Later in the rules, I give a handful of examples of "creative skill uses", explaining how almost any of the skills can be used in response to any given situation (the samples are 'you look up and see a troll jumping down on you' and 'your party is trying to convince the king to pardon the group rogue').  Each skill does open up unique mechanical benefits (for example, without the "Kill Things" skill, you can stab the sentry 20 times in the back, trample him with your horse a few times, and leave him hanging from a tree... but he'll still survive). That said, instead of trying to actually reinforce the traditional niche roles that inspired them, skills are meant to describe how your character views the world: in other words, if your character had "Hammer" as a skill, all the world would be nails.

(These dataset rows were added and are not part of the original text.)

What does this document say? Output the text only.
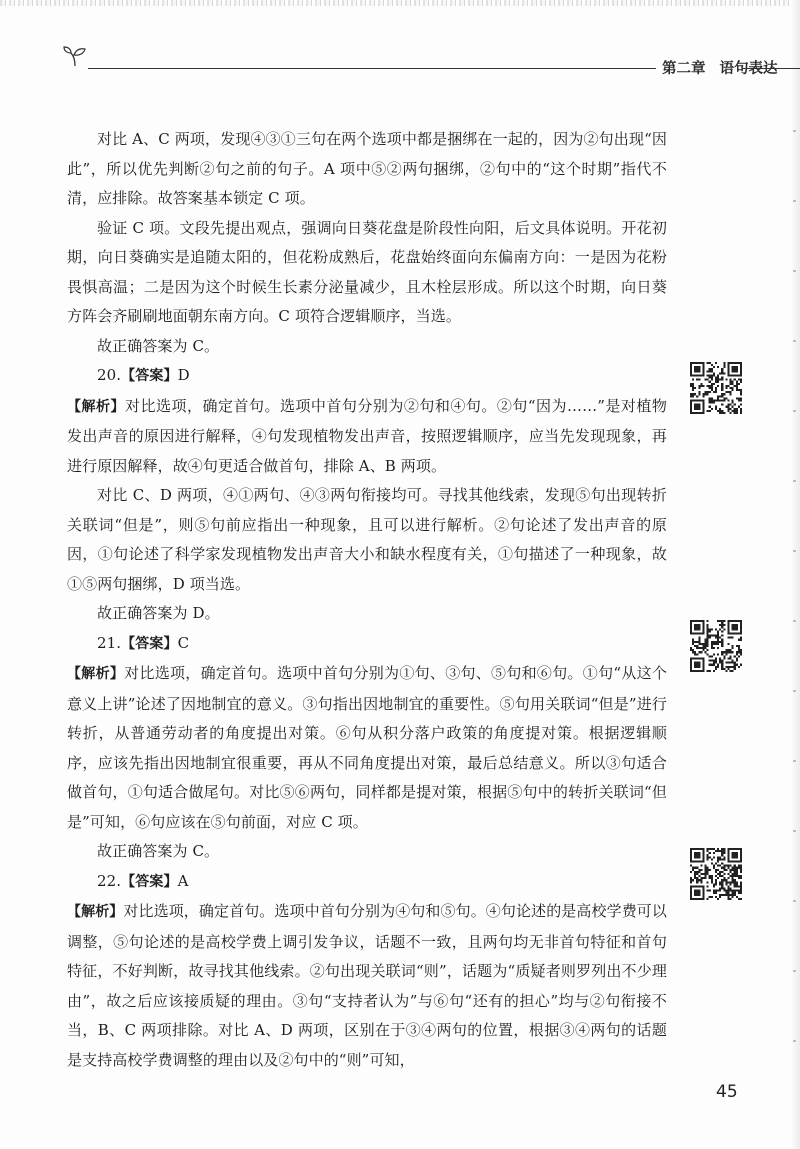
第二章 语句表达

对比 A、C 两项，发现④③①三句在两个选项中都是捆绑在一起的，因为②句出现“因此”，所以优先判断②句之前的句子。A 项中⑤②两句捆绑，②句中的“这个时期”指代不清，应排除。故答案基本锁定 C 项。

验证 C 项。文段先提出观点，强调向日葵花盘是阶段性向阳，后文具体说明。开花初期，向日葵确实是追随太阳的，但花粉成熟后，花盘始终面向东偏南方向：一是因为花粉畏惧高温；二是因为这个时候生长素分泌量减少，且木栓层形成。所以这个时期，向日葵方阵会齐刷刷地面朝东南方向。C 项符合逻辑顺序，当选。

故正确答案为 C。

20.【答案】D

【解析】对比选项，确定首句。选项中首句分别为②句和④句。②句“因为……”是对植物发出声音的原因进行解释，④句发现植物发出声音，按照逻辑顺序，应当先发现现象，再进行原因解释，故④句更适合做首句，排除 A、B 两项。

对比 C、D 两项，④①两句、④③两句衔接均可。寻找其他线索，发现⑤句出现转折关联词“但是”，则⑤句前应指出一种现象，且可以进行解析。②句论述了发出声音的原因，①句论述了科学家发现植物发出声音大小和缺水程度有关，①句描述了一种现象，故①⑤两句捆绑，D 项当选。

故正确答案为 D。

21.【答案】C

【解析】对比选项，确定首句。选项中首句分别为①句、③句、⑤句和⑥句。①句“从这个意义上讲”论述了因地制宜的意义。③句指出因地制宜的重要性。⑤句用关联词“但是”进行转折，从普通劳动者的角度提出对策。⑥句从积分落户政策的角度提对策。根据逻辑顺序，应该先指出因地制宜很重要，再从不同角度提出对策，最后总结意义。所以③句适合做首句，①句适合做尾句。对比⑤⑥两句，同样都是提对策，根据⑤句中的转折关联词“但是”可知，⑥句应该在⑤句前面，对应 C 项。

故正确答案为 C。

22.【答案】A

【解析】对比选项，确定首句。选项中首句分别为④句和⑤句。④句论述的是高校学费可以调整，⑤句论述的是高校学费上调引发争议，话题不一致，且两句均无非首句特征和首句特征，不好判断，故寻找其他线索。②句出现关联词“则”，话题为“质疑者则罗列出不少理由”，故之后应该接质疑的理由。③句“支持者认为”与⑥句“还有的担心”均与②句衔接不当，B、C 两项排除。对比 A、D 两项，区别在于③④两句的位置，根据③④两句的话题是支持高校学费调整的理由以及②句中的“则”可知，

45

To Apolonius, there weren't any problems that couldn't be solved with Social (including surviving the fall from a crashing lightning rail).

This is as opposed to a system that actually reinforces niche roles, where when the obstacle is a screw, the player with the screwdriver steps up and when the obstacle is a nail, the player with the hammer steps up. In PoLaS, any given player can step up at any given time with nearly any skill, so long as they're creative enough to explain how they're applying the skill of choice. The fun comes from figuring out weird ways to use your skills

Since most obstacles require multiple characters to work together in any given round, usually using different skills, the danger of one player completely overwhelming play is somewhat minimized; the obstacle structure requires diversity of skills and teamwork- the difference is that the components of that diversity and teamwork is chosen by the cunning and humor of the players.

Digital Copies
QuoteI'd like to have a better look at your rules system, but I can't use your hosting site, it isn't anywhere else is it?
It's not currently up anywhere else, but if you PM me your e-mail address, the .pdf of the latest working draft is less than a meg, so I'd be happy to send you a copy :)
"Never trust a cartoonist who has disappeared.  Cartooning is a way of life.  Odds are, when a cartoonist disappears, they are cooking up some sort of new project."